The second man, instead of taking advantage of the obvious opening, responded in kind. His hands also began to glow, but with a pale yellow hue. The two began to circle each other, their luminous fists tense, in a display of power that only served to exhaust them before the real fight even began.

Kenji sighed, a sound that came out more like a weak whimper from his new, undernourished throat. He rested his head against the rough wooden wall and closed his eyes.

The world wasn't magical. It was inefficient. Terribly, painfully, absurdly inefficient.

A group of children ran past, chasing a creature that looked like a cross between a chicken and a lizard, with iridescent feathers. It was, undoubtedly, a "spirit beast" or some similar local designation. Kenji observed it.

Domestication potential. Food value? Reproduction rate? Could its feathers be a valuable material? The chase is chaotic. With a simple pincer tactic and the use of nets, they could catch it easily. These children need a supervisor.

He rubbed his temples, feeling a headache that had nothing to do with his recent death and everything to do with the overwhelming stupidity surrounding him. He looked around, at the beautiful but likely unsound architecture, the elegant but impractical robes, the people who used mystical energy to argue instead of to improve their crop yields.

This wasn't the wrong isekai. It was a managerial nightmare. An emerging market with no leadership, no strategy, and not the slightest understanding of resource allocation.

A beautiful woman, with the bearing of a noble, floated past a few inches off the ground on a shimmering sword. Her face was serene, and her robe billowed with an otherworldly grace. It was a vision of ethereal power and beauty, a moving painting that would have inspired poets.

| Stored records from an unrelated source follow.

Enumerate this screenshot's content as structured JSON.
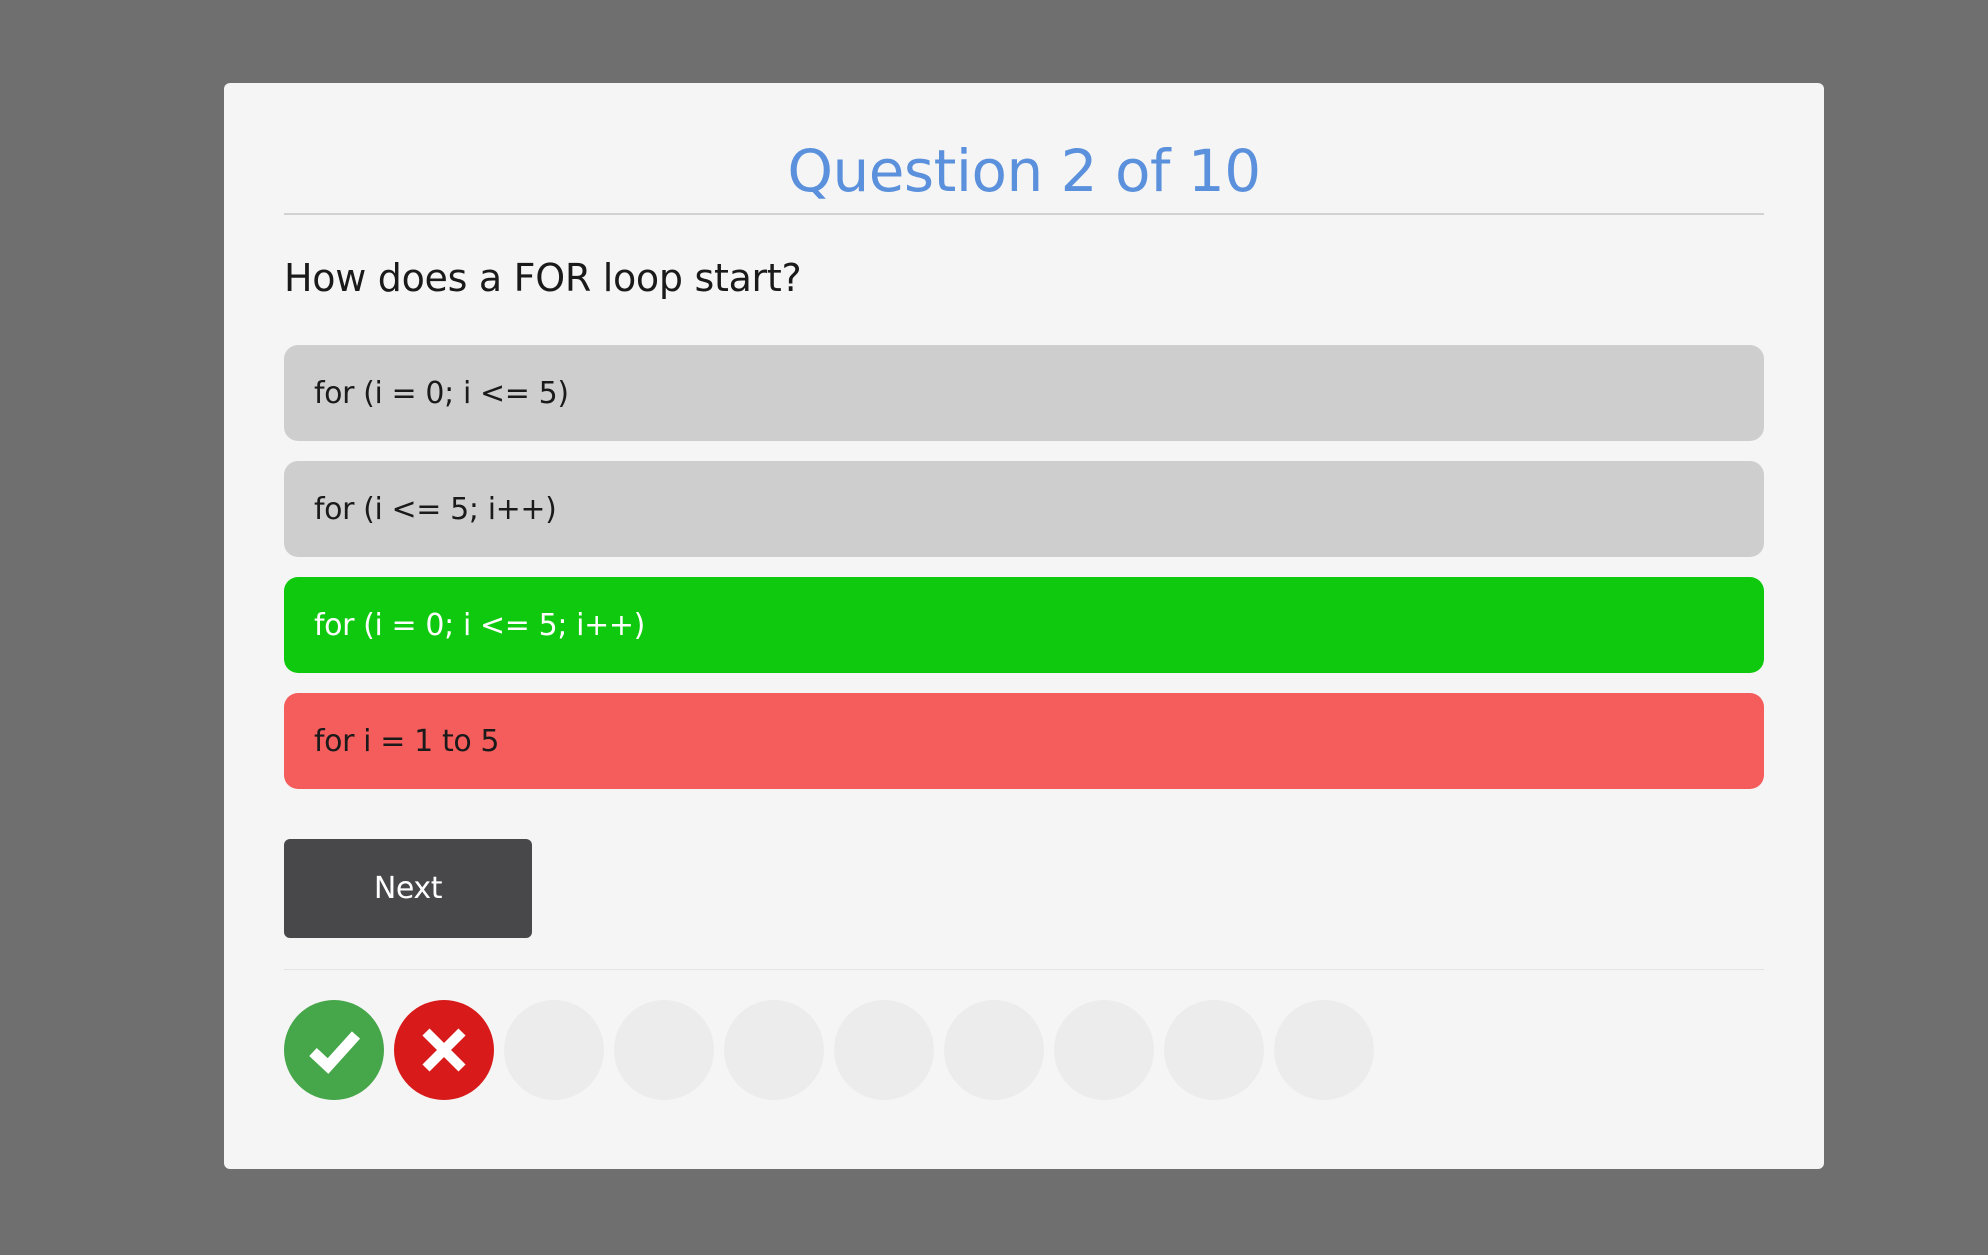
{
  "quiz": {
    "title": "Question 2 of 10",
    "question": "How does a FOR loop start?",
    "answers": [
      {
        "label": "for (i = 0; i <= 5)",
        "state": "neutral"
      },
      {
        "label": "for (i <= 5; i++)",
        "state": "neutral"
      },
      {
        "label": "for (i = 0; i <= 5; i++)",
        "state": "correct"
      },
      {
        "label": "for i = 1 to 5",
        "state": "wrong"
      }
    ],
    "next_label": "Next"
  },
  "progress": {
    "items": [
      {
        "status": "correct",
        "icon": "check-icon"
      },
      {
        "status": "wrong",
        "icon": "cross-icon"
      },
      {
        "status": "pending"
      },
      {
        "status": "pending"
      },
      {
        "status": "pending"
      },
      {
        "status": "pending"
      },
      {
        "status": "pending"
      },
      {
        "status": "pending"
      },
      {
        "status": "pending"
      },
      {
        "status": "pending"
      }
    ]
  },
  "colors": {
    "title": "#5b91dc",
    "correct": "#0fc90f",
    "wrong": "#f55d5d",
    "neutral": "#cecece",
    "button": "#48484a",
    "progress_correct": "#46a64a",
    "progress_wrong": "#d91a1a"
  }
}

Personal levitation transport. Impressive. However, the platform is unstable, and its shape must create enormous air resistance. The energy cost to remain airborne must be extremely high. A flatter, more aerodynamic design would reduce consumption and improve stability. Furthermore, traveling while standing is an unnecessary safety risk. She needs a harness, at minimum.

He stood up, dusting off his threadbare robe. His body was weak, his resources nonexistent. He was on the lowest rung of a society he didn't even understand. In his previous life, he would have delegated this disaster to a team of specialists. But there was no team here. No specialists. Only him.

A strange feeling began to bubble up in the void that Project Odyssey had left behind. It wasn't joy, nor excitement. It was something far more familiar: the irrepressible urge of a perfectionist manager faced with a broken system.

The frustration was transforming into… purpose.

This world was chaos. A failed project. A company on the verge of bankruptcy due to sheer incompetence.

And if there was one thing Kenji Tanaka could not tolerate, it was an inefficient system.

A dry, cynical smile touched his lips for the first time. It was an expression that didn't fit on a young beggar's face, but it was the signature of a CEO about to launch the most hostile takeover in history.

Initial situation report, he thought to himself, as his eyes scanned the square with a new intensity. Current assets: one young but weak body and a mind optimized for management. Liabilities: literally everything else. Short-term objective: survival and resource acquisition. Long-term objective: apply management principles to optimize this environment and secure a position of power.

He looked again at the two men who were still showing off their glowing fists like peacocks.

Initial Project: "Personal Development Optimization Protocol."

And the first test subject, the first "investment" in this new, absurd market, would have to be himself. First, he needed data. He needed to understand the rules of this ridiculous game.

The Immortal CEO had just found his new project. And may the Heavens help anyone who stood in the way of his efficiency.